2.3 Nel linguaggio comune, infatti, l'espressione "disonesto" sta ad indicare l'adozione di scelte o iniziative in violazione di regole comuni e, attribuita ad un professionista nell'esercizio delle funzioni (per giunta pubblico ufficiale, in quanto il medico convenzionato con l'A.S.L. svolge la sua attività per mezzo di poteri pubblicistici di certificazione, che si estrinsecano nella diagnosi e nella correlativa prescrizione di esami e prestazioni alla cui erogazione il cittadino ha diritto presso strutture pubbliche, ovvero presso strutture private convenzionate; Sez. 6, n. 35836 dei 22/02/2007 - dep. 01/10/2007, Manzoni, Rv. 238439), si presta ad essere comunemente recepita come indicativa di comportamenti illeciti, atteso che alla qualifica di medico di base è affidata la cura di pubblici interessi non di rado protetti con norme di rilievo pubblicistico come quelle penali.

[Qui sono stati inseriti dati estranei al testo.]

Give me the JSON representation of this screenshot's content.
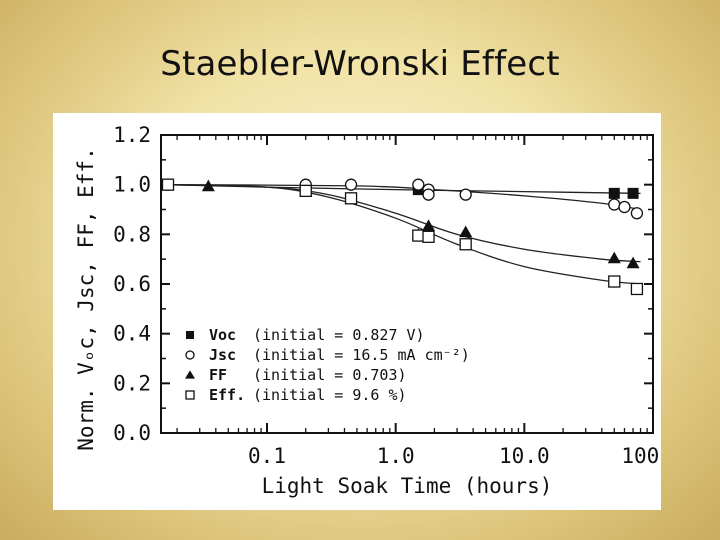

2.4 Del resto anche recentemente questa Corte ha ritenuto che l'espressione "disonesto" rientri tra quelle ontologicamente offensive e idonee a ledere l'altrui reputazione (Sez. 5, n. 29734 del 07/05/2010, Sciaulino, non massimata), poiché il senso comune, il "significato sociale" negativo è in re (Sez. 5, n. 28424 del 05/05/2011, Lionte, non massimata; Sez. 5, n. 30065 dell'11/06/2010, Profeti, non massimata).
2.5 Non ha mancato, altresì, il giudice di appello, di rimarcare la totale esorbitanza rispetto all'esercizio del diritto di critica, con statuizione pienamente legittima stante il rilevato sconfinamento delle frasi ingiuriose nell'area della denigrazione e dell'attribuzione alla Corso di un comportamento gravemente inosservante dei propri obblighi professionali.
3. In conclusione il ricorso va rigettato, con le conseguente condanna dell'imputato al pagamento delle spese processuali.
P.Q.M.
Rigetta il ricorso e condanna l'imputato al pagamento delle spese processuali.